Ciências

Cientistas reprogramam células da pele para caçar e reduzir tumores cerebrais

Atualizado em 06/02/2017

Cânceres cerebrais podem ser realmente difíceis de tratar. Alguns, como glioblastomas, espalham raízes através do tecido cerebral, o que significa que são, muitas vezes, impossíveis de remover cirurgicamente, levando a baixas taxas de sobrevivência. Mas pesquisadores estão trabalhando em uma maneira de usar células-tronco para rastrear e matar o câncer. Ao fazer isso, eles conseguiram encolher tumores cerebrais em ratos em 2 à 5 por cento do seu tamanho original.

O método já havia sido testado antes em tumores de camundongos

O método já foi testado antes usando células-troco neurais para caçar e entregar drogas cancerígenas em tumores de camundongos. Mas há um problema: é complicado obter células-tronco neurais de seres humanos. A maneira mais segura de fazer isso seria usar células adultas e, em seguida, induzi-las em um processo de duas etapas para se tornar células-tronco neurais. Isso, no entanto, leva tempo.

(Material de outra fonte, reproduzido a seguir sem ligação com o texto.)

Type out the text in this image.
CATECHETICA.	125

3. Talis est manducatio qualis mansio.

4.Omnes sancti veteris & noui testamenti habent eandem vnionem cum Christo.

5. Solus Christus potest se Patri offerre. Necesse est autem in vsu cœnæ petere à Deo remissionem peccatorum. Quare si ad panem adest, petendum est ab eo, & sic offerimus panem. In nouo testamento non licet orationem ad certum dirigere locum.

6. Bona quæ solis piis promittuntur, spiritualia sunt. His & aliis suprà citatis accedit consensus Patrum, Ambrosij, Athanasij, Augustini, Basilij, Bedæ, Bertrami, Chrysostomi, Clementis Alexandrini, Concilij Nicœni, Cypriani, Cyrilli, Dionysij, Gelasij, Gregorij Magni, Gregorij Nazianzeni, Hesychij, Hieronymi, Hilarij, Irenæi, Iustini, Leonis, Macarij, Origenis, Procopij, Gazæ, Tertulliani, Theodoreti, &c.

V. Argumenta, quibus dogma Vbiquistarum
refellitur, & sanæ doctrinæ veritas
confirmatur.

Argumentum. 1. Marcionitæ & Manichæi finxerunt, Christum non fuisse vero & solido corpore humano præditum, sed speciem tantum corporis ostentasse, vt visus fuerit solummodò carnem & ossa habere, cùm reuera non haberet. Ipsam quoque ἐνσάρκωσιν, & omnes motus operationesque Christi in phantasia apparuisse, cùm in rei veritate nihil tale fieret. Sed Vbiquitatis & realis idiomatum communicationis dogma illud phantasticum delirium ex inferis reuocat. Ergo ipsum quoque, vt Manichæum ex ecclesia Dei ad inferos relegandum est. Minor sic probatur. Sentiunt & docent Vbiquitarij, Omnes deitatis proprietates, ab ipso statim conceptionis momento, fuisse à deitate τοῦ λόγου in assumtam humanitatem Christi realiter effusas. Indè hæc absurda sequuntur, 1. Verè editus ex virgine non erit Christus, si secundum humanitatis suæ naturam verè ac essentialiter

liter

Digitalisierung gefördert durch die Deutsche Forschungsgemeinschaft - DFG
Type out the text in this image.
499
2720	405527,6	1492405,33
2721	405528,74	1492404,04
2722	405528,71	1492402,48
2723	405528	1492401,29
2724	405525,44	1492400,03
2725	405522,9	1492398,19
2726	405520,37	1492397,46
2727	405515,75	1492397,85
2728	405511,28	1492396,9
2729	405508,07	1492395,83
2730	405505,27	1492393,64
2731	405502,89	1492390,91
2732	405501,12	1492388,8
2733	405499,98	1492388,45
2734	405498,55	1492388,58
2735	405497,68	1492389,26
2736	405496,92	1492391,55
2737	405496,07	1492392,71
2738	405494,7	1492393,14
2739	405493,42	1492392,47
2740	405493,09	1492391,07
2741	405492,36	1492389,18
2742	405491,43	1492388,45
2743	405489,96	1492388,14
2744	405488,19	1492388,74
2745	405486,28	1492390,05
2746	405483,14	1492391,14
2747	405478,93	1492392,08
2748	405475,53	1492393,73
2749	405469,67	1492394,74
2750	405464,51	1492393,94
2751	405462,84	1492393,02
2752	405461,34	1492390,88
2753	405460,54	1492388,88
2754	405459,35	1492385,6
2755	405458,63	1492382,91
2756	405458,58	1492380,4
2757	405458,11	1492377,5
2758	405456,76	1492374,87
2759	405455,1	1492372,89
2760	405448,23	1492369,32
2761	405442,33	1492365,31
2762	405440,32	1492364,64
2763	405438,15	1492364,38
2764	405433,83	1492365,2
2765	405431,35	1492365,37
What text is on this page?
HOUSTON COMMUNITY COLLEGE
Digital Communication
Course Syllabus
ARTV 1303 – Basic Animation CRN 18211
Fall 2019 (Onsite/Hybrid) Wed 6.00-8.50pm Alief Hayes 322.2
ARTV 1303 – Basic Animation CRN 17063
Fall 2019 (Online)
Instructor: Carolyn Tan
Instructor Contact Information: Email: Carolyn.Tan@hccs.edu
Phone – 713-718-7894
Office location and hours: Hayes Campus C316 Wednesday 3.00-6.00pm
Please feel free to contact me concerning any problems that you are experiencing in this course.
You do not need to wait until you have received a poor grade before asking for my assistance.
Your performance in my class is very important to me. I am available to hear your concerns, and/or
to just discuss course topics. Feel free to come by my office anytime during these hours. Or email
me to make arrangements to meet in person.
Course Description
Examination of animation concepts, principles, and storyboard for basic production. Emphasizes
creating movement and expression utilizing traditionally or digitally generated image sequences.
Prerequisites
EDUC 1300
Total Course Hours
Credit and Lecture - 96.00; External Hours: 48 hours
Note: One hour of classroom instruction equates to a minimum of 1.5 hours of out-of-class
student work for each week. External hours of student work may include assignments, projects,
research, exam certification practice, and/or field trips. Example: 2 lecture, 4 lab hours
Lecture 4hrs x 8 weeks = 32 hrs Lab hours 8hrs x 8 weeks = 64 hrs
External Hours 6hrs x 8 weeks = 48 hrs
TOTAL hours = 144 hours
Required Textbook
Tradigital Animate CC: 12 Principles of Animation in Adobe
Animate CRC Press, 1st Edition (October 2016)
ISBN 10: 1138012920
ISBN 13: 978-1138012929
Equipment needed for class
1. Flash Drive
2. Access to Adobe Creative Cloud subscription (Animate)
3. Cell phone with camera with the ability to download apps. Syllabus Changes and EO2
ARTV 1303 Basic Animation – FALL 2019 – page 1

“A velocidade é essencial”, diz  Shawn Hingtgen, que liderou a pesquisa publicada na Science Translational Medicine . “Costumava levar semanas para converter as células da pele humana em células-tronco. Mas pacientes com câncer de cérebro não têm semanas e meses para esperar. O novo processo que desenvolvemos para criar essas células-tronco é rápido o suficiente e simples o suficiente para ser usado para tratar um paciente “.

Era necessário acelerar esse processo

Os pesquisadores descobriram uma maneira de acelerar o processo, era removendo uma das etapas inteiramente, permitindo-lhes produzir as células-tronco neurais de células adultas da pele em apenas quatro dias . Normalmente, os pesquisadores precisariam coletar a célula da pele, induzi-la a se tornar uma célula-tronco genérica e, em seguida, força-la á se tornar uma célula-tronco neural.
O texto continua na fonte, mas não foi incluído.